By Mike Greenblatt m.greenblatt@classicalite.com | Mar 06, 2016 03:10 PM EST
Henrik 'Harmonicus Rex' Meurkens (Photo : courtesy Jazz Promo Services)

When it comes to the use of the harmonica in jazz, one immediately thinks of the 93-year old Belgian master Toots Thielemans. Well, Toots has a musical son. Meet Hendrik Meurkens, also now known as Harmonicus Rex (Height Advantage Records).

Born in Germany, this New Yorker took Toots to heart after being a widely respected vibraphonist in the tradition of Bobby Hutcherson. In 1980, he went to Rio De Janeiro in Brazil to live and soak up the samba before moving back to Germany in 1983. In 1993, he made his New York splash, and remains there today. He's recorded 15 albums, and has been a sideman on projects by Herb Ellis, Ray Brown, Herbie Mann, Charlie Byrd, Monte Alexander, Harry "Sweets" Edison, Paquito D'Rivera and James Moody.

Here, backed by the cream of the New York crop, including the legendary drummer Jimmy Cobb, he is heard on 11 selections: five originals, plus covers of Dave Brubeck ("In Your Own Sweet Way"), Milt Jackson ("SKJ"), Rodgers and Hart ("Falling In Love With Love"), Freddie Hubbard ("Up Jumped Spring") and two others.

A word on Jimmy Cobb: the 87-year old drummed on one of the greatest jazz albums of all time, 1959's Kind of Blue by Miles Davis. He is the last surviving musician from that quintessential session. His work with Miles on Sketches of Spain and with artists as groundbreaking as John Coltrane, Dizzy Gillespie, Billie Holiday, David Amram and Sarah Vaughan only scratches the surface of his credits.

Joe Magnarelli provides trumpet and flugelhorn while Anders Bostrom sounds so cool on alto flute. Pianist Dado Moroni is as prevalent as Meurkens while bassist Marco Panascia plays off Cobb's drums beautifully.
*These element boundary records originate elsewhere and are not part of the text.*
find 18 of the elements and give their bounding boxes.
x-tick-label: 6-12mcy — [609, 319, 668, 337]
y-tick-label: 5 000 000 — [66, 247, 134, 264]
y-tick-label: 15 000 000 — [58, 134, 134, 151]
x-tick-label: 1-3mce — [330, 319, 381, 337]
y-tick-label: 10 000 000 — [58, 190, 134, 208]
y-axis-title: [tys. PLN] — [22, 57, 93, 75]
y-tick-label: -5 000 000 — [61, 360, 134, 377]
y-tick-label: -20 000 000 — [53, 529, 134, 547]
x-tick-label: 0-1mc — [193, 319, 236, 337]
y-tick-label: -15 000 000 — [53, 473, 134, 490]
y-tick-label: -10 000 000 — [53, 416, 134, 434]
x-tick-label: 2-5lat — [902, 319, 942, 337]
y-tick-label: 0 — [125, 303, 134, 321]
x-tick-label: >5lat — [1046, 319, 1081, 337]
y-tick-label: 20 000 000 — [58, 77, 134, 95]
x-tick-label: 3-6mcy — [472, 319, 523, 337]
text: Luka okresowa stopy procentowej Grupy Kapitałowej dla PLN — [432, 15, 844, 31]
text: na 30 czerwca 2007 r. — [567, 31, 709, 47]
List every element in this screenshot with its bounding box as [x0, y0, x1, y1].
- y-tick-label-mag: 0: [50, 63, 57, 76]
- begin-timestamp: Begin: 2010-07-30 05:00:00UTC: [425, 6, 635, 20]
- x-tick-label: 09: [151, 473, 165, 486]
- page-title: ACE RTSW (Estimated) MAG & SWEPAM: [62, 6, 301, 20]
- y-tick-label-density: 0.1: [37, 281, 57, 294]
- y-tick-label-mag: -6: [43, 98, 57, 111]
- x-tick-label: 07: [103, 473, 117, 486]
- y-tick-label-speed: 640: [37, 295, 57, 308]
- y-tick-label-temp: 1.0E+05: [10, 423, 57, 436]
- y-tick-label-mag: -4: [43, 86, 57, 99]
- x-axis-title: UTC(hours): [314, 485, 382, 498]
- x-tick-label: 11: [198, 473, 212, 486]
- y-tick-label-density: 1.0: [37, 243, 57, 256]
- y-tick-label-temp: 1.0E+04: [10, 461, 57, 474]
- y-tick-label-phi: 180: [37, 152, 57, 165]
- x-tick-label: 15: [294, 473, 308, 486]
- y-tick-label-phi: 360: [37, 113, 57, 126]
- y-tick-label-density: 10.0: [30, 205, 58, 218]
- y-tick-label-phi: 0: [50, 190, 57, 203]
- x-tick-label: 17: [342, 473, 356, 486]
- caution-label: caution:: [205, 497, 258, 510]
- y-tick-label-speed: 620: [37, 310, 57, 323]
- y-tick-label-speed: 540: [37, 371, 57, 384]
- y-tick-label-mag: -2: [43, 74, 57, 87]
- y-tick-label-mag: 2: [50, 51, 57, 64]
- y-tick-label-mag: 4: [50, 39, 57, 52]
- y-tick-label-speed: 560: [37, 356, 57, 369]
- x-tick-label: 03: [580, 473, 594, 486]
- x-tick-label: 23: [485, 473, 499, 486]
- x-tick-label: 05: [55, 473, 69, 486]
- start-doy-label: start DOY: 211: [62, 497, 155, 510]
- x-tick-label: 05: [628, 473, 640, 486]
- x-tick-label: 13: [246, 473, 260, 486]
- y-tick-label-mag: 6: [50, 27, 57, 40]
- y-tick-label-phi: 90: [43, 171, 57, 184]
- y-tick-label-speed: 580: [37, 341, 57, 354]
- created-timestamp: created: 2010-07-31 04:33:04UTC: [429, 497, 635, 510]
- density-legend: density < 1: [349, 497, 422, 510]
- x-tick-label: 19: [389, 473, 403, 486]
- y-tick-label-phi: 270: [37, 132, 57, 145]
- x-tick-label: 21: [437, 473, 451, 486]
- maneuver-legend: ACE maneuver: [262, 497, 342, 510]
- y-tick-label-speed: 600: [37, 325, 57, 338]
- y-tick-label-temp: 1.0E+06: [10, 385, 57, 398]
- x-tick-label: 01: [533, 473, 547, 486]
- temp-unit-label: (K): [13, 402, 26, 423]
Being partial to blues harp and players like Little Walter, James Cotton and Charlie Musselwhite, my highlight has to be "Mean Dog Blues" where that low-flying flute wrestles with Meurkens on the only blues herein. It makes for a strong triumvirate album-ender as it precedes "Darn That Dream" and "What's New." One more hip thing: the variety of hearing Henrik's harmonica in quartet, quintet and sextet settings.